冯郑氏愣愣地盯着那碗热气腾腾的白米粥,甚至顾不上拿起那双竹筷,直接用枯瘦的手端起瓷碗,发了狠似地往嘴里扒拉。
冯柳氏坐在上首,原本维持着的端庄假笑彻底挂不住了。
苏幕正嚼着手里那只白胖胖的蒸饼,忽然停住了动作,鼻翼微不可察地抽动了两下。
她三两下咽下嘴里的饼,凑到了还在狼吞虎咽的郑氏身边,闻了闻,又跑到崔珩身侧。
“公子,郑氏身上也沾着豆豉油,跟大老爷那儿闻到的一模一样!”
由于离得极近,她发梢上那股子若有若无的陈醋味直往崔珩鼻子里钻,让这位素来泰山崩于前而色不变的清河公子微微屏住了呼吸。
阿砚瞧着苏幕这副旁若无人的模样,惊得眼珠子都快掉进粥碗里了。
他伸出手,试图把苏幕那颗毛茸茸的脑袋按压下去:“干嘛呢?大庭广众的,成何体统!”
崔珩颔首,“做得好。”
他那修长的指尖轻轻扣过桌面。
郑氏袖口那抹新鲜的豆豉油,极有可能是她半夜因饥饿难耐,潜入厨房觅食时无意间蹭上的。而这抹油渍与案发现场门槛上的那一滩如出一辙,这绝非巧合。
案发当晚,郑氏定然去过大老爷冯敏的卧房。
虽说夫妻同住本是纲常伦理,但在如今的冯府,柳氏当家夺权,连这顿像样的早膳都不愿让郑氏上桌,大老爷那间体面的卧房里,显然也早已没有了这位疯癫发妻的位置。
夺命的深夜里,郑氏或许是恰好撞见了什么关键的场景。
正当这时,门口的仆人急促地通报了一声:“二老爷回府——”
冯柳氏不敢怠慢,快步迎向门外。
只见一个中年男人跨过门槛走了进来。
他约莫四十出头,身上穿着一套半旧不新的官袍,整个人显得风尘仆仆。
冯敬进门,朝柳氏微微点头,随即目光迅速扫过饭堂里的几张生面孔。
柳氏满脸堆笑地迎上去,声音里透着几分刻意的亲昵:“老爷回来了——这一路走得可还顺遂?”
男人有些疲惫地摆了摆手:“还好。”
他冲几人拱了拱手,声音沉稳:“尊客是?”
这匆匆赶来的中年男人,正是冯家二老爷——冯敬。
柳氏赶紧解释:“这几位是特意赶来吊唁大哥的,昨儿个进城时天色实在太晚,我就自作主张留他们在府上歇了一宿。”

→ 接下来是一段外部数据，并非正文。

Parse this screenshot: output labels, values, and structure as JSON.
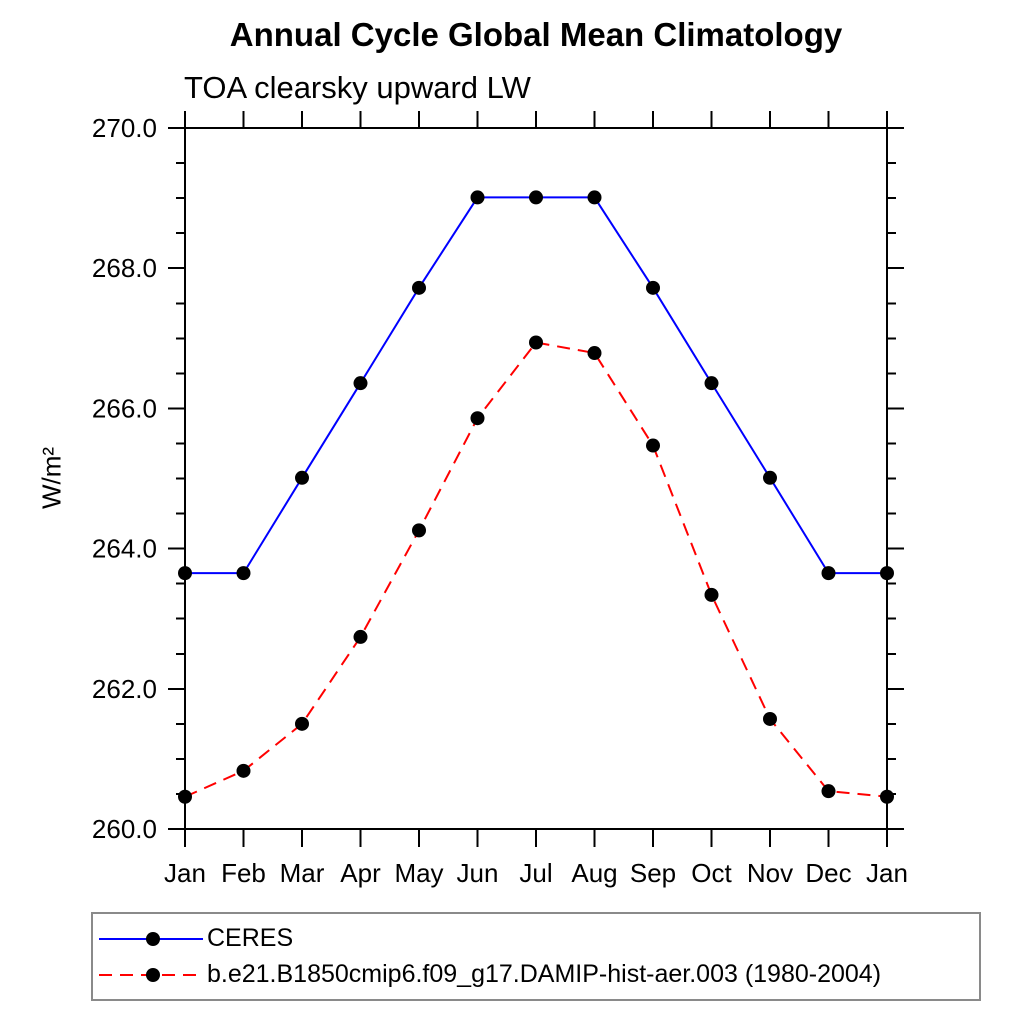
{
  "title": "Annual Cycle Global Mean Climatology",
  "subtitle": "TOA clearsky upward LW",
  "chart_data": {
    "type": "line",
    "title": "Annual Cycle Global Mean Climatology",
    "subtitle": "TOA clearsky upward LW",
    "xlabel": "",
    "ylabel": "W/m²",
    "categories": [
      "Jan",
      "Feb",
      "Mar",
      "Apr",
      "May",
      "Jun",
      "Jul",
      "Aug",
      "Sep",
      "Oct",
      "Nov",
      "Dec",
      "Jan"
    ],
    "ylim": [
      260.0,
      270.0
    ],
    "ytick_major_interval": 2.0,
    "ytick_minor_interval": 0.5,
    "ytick_labels": [
      "260.0",
      "262.0",
      "264.0",
      "266.0",
      "268.0",
      "270.0"
    ],
    "grid": false,
    "legend_position": "bottom",
    "axis_color": "#000000",
    "series": [
      {
        "name": "CERES",
        "color": "#0000ff",
        "line_style": "solid",
        "marker": "circle",
        "marker_color": "#000000",
        "values": [
          263.65,
          263.65,
          265.01,
          266.36,
          267.72,
          269.01,
          269.01,
          269.01,
          267.72,
          266.36,
          265.01,
          263.65,
          263.65
        ]
      },
      {
        "name": "b.e21.B1850cmip6.f09_g17.DAMIP-hist-aer.003 (1980-2004)",
        "color": "#ff0000",
        "line_style": "dashed",
        "marker": "circle",
        "marker_color": "#000000",
        "values": [
          260.46,
          260.83,
          261.5,
          262.74,
          264.26,
          265.86,
          266.94,
          266.79,
          265.47,
          263.34,
          261.57,
          260.54,
          260.46
        ]
      }
    ]
  }
}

“敢问几位在何处高就?”冯敬的语气虽还算客气,却透着一股子疏离。
崔珩放下筷子,还礼道:“不过是些闲散官职,不值一提。”
这答复听着谦逊,实则滴水不漏。
再问周晅和林曦,得到的也尽是些“家中亲戚”“随行大夫”之类的模糊说辞。
冯敬脸上本就稀薄的笑意减了几分:“有心了,大哥若是在天有灵,定会感念这份情谊。”
话音刚落,他的视线一偏,正扫到缩在角落、正狼吞虎咽扒着白粥的冯郑氏,眉头猛地一拧,嫌恶之色溢于言表。
“大嫂怎么在这儿?”
柳氏被这沉沉的一问惊得脸色微变,刚想开口替自己周全几句,冯敬语里已带薄怒:“披头散发,成何体统。没瞧见贵客在座吗?还不快带下去,”
这话是冲着柳氏说的,却是醉翁之意不在酒。
“几位有心吊唁,冯某感激不尽。只是如今家门不幸,丧事繁杂,恐招待不周,怠慢了诸位。”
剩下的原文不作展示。